Acuérdense de la hospitalidad
“No os olvidéis de mostrar hospitalidad, porque por ella algunos, sin saberlo, hospedaron ángeles” (He. 13:2). Las situaciones como estas siempre proveerán el medio propicio para mostrar la gracia que no es posible mostrar en otras situaciones. Ser hospedadores es un llamado a los creyentes, a mostrar que no somos dueños de nada en este mundo y que, siendo el Señor el dueño de todo, podemos entonces compartir con los que padecen necesidad.
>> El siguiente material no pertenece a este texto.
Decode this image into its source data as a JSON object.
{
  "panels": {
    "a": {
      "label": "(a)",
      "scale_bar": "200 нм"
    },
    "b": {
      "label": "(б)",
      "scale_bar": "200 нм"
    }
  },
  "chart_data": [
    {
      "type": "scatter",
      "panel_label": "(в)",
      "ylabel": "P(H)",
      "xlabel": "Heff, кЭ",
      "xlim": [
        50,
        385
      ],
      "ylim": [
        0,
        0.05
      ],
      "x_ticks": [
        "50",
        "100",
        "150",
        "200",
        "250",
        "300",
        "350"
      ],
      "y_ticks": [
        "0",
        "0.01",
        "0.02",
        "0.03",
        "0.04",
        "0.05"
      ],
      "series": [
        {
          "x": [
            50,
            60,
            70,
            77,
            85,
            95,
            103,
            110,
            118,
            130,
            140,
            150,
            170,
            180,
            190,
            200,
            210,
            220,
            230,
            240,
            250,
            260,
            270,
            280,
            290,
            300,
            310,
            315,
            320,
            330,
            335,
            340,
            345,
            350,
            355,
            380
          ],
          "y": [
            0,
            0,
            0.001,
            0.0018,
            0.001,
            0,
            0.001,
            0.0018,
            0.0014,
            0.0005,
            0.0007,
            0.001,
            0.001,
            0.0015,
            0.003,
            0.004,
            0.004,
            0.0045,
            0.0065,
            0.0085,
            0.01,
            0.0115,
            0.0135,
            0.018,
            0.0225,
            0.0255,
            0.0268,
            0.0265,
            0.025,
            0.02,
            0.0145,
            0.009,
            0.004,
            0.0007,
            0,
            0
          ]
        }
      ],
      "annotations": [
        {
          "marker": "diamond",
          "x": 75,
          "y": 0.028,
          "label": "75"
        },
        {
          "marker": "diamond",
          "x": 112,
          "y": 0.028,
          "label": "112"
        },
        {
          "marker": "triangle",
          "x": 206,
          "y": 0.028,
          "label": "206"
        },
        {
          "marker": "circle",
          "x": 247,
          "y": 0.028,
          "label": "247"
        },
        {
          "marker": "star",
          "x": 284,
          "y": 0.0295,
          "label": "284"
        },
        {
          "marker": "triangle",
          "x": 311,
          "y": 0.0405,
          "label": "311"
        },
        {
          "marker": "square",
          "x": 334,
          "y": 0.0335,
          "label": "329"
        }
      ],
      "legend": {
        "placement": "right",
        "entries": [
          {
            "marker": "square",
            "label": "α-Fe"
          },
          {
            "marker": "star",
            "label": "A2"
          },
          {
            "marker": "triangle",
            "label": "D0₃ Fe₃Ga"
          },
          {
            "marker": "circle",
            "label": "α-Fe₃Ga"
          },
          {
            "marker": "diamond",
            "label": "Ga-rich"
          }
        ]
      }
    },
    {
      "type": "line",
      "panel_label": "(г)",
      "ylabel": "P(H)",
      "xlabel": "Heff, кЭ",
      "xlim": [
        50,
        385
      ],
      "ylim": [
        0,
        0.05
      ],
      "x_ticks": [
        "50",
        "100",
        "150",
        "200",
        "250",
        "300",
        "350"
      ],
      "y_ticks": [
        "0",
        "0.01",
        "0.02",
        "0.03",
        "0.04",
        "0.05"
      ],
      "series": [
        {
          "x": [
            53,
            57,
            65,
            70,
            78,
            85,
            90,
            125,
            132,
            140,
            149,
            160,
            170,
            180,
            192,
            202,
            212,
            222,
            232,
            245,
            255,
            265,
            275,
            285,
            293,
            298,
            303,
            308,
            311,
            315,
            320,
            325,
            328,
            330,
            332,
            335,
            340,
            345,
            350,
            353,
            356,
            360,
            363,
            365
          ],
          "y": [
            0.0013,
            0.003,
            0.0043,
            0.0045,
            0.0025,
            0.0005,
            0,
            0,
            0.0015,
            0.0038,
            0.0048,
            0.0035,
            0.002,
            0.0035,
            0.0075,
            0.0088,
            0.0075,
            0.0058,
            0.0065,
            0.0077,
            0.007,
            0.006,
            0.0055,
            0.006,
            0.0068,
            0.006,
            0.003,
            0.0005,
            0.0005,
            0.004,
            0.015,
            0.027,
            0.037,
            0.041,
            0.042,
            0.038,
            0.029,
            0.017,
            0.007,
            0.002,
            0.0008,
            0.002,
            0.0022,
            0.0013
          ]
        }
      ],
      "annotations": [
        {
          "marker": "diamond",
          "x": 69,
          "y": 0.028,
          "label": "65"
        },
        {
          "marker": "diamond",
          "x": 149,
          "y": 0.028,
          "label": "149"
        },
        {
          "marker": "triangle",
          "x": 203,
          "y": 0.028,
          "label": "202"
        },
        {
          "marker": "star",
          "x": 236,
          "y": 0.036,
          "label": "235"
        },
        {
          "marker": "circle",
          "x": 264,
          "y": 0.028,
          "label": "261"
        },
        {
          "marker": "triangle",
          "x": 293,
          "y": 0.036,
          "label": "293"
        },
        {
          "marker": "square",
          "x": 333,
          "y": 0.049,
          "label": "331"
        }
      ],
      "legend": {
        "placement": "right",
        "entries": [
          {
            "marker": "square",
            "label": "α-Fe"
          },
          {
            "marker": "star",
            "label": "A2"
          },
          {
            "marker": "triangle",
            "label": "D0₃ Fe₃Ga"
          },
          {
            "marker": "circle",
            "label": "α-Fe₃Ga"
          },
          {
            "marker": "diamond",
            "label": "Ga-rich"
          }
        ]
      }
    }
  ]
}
Es el mismo Señor Jesucristo quien nos muestra que esta ha de ser la verdadera actitud de un creyente, la evidencia de su verdadera fe. Hablando del juicio final y de los que heredarán el reino del Padre, él dijo: Entonces el Rey dirá a los de su derecha: “Venid, benditos de mi Padre, heredad el reino preparado para vosotros desde la fundación del mundo. “Porque tuve hambre, y me disteis de comer; tuve sed, y me disteis de beber; fui forastero, y me recibisteis; estaba desnudo, y me vestisteis; enfermo, y me visitasteis; en la cárcel, y vinisteis a mí… “En verdad os digo que en cuanto lo hicisteis a uno de estos hermanos míos, aun a los más pequeños, a mí lo hicisteis” (Mt 25:34-40, énfasis añadido). Quiera el Señor recordarnos que incluso nosotros mismos andamos como forasteros en este mundo, que pertenecemos a un reino celestial inconmovible (1 P. 2:11), “porque nuestra ciudadanía está en los cielos, de donde también ansiosamente esperamos a un Salvador, el Señor Jesucristo” (Fil. 3:20-21). Quiera el Señor poner en nosotros el mismo sentir que hubo en él, quien murió como forastero en este mundo para hacernos a nosotros miembros de su reino celestial. Amén.